Après « Ces rêve qu’on piétine », un premier roman très remarqué et traduit dans plusieurs pays, qui dévoilait l’étonnante histoire de Magda Goebbels, Sébastien Spitzer prend le pouls d’une époque où la toute-puissance de l’argent brise les hommes, l’amitié et l’espoir de jours meilleurs.

Critique :
Londres, XIXe siècle, ma période préférée (pas pour y vivre ou y bosser). Londres, immense cœur battant du monde, mais immonde cloaque aussi.

Londres, la ville aux  multiples visages, la ville où les ouvrières (et ouvriers) trimaient comme des forçats et où la semaine des 35 heures se faisait en trois jours.

Le résumé était alléchant et il me tardait d’entamer ce roman qui me promettait beaucoup. Ma rencontre avec Charlotte fut un plaisir, je sentais bien que j’allais l’apprécier, elle, tout comme le docteur Malte (qu’on perdra de vue ensuite).

Puis, un autre personnage a fait son entrée, un certain monsieur Engels et, à ma toute grande honte, je n’ai pas tilté de suite, pourtant, je l’ai étudié à l’école, ce mec. Puis, lorsque mon shilling est tombé, j’ai compris aussi qui était « Le Maure » dont on parlait, un type que j’avais aussi étudié à l’école aussi et dont le portrait brossé dans le roman n’était guère flatteur.

Mais quelle faignasse, le Marx ! Dépensier, incapable d’aller bosser, se faisant entretenir par Engels (qui aurait dû aller s’acheter une paire de cojones, soit dit en passant) et qui, lorsqu’il touchera enfin son héritage, ira louer une maison bourgeoise, jouant les bourgeois lui-même, tout en continuant de se faire entretenir comme une maîtresse par Engels et en gagnant un peu d’argent en boursicotant !

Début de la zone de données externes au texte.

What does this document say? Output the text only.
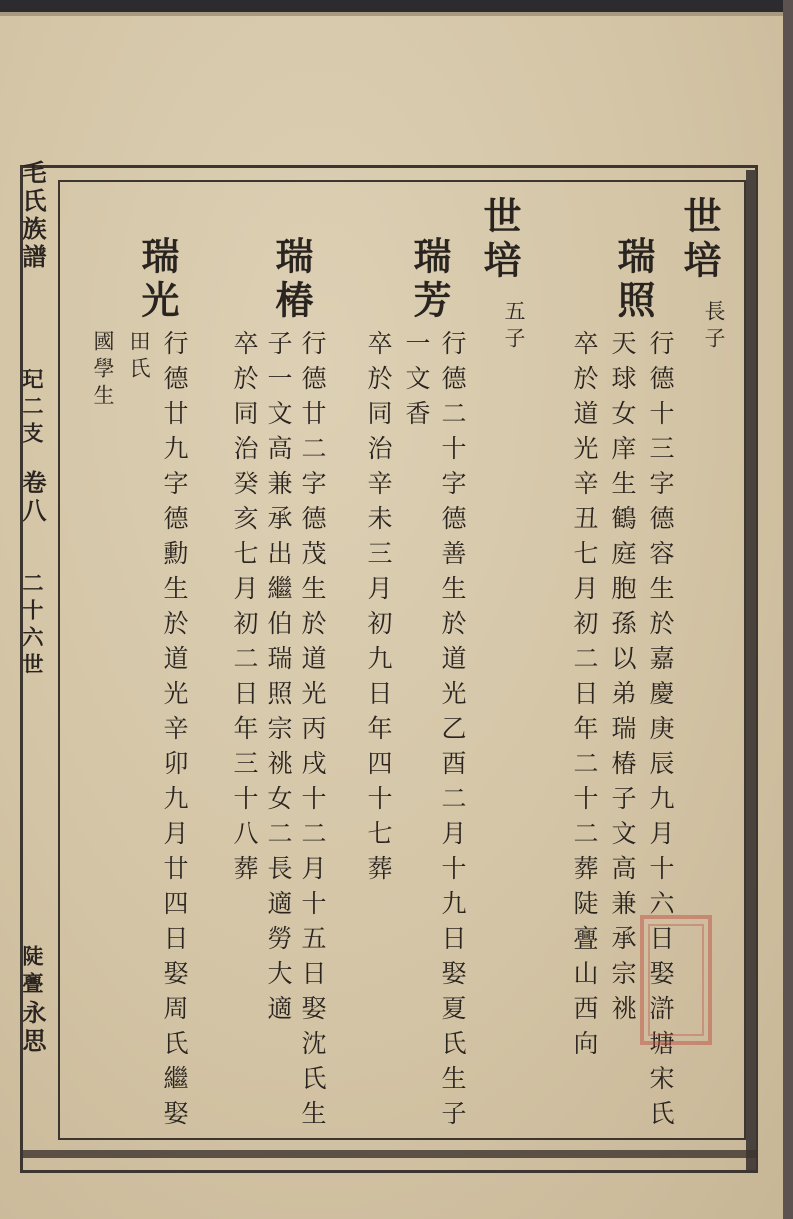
毛氏族譜
玘二支
卷八
二十六世
陡亹
永思
世培
長子
瑞照
行德十三字德容生於嘉慶庚辰九月十六日娶滸塘宋氏
天球女庠生鶴庭胞孫以弟瑞椿子文高兼承宗祧
卒於道光辛丑七月初二日年二十二葬陡亹山西向
世培
五子
瑞芳
行德二十字德善生於道光乙酉二月十九日娶夏氏生子
一文香
卒於同治辛未三月初九日年四十七葬
瑞椿
行德廿二字德茂生於道光丙戌十二月十五日娶沈氏生
子一文高兼承出繼伯瑞照宗祧女二長適勞大適
卒於同治癸亥七月初二日年三十八葬
瑞光
行德廿九字德勳生於道光辛卯九月廿四日娶周氏繼娶
田氏
國學生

Si j’étais mesquine, je dirais que le patient zéro de la gauche caviar, ce fut lui ! L’homme n’était pas exempt de contradictions, tout comme Engels (comme tout le monde, sauf qu’eux, ils cumulent).

Ce roman est une mine d’information en tout genre pour la période concernée : de 1850 à 1867. Bien des sujets vont être abordés, notamment la famine des Irlandais, la guerre de Sécession, le blocus des port, le coton qui n’arrive plus, les faillites des usines de filature, les conditions de travail déplorables, la misère, l’opium, la crasse, les grèves, l’Internationale qui commence, la lutte des classes, les Fenians,…

L’auteur s’est fortement documenté et tout respire le réalisme. De ce point de vue là, je n’ai pas à me plaindre. Par contre, le récit manquait de flamboyance, d’émotions, de vie, tout simplement. Il était trop clinique, trop rigide.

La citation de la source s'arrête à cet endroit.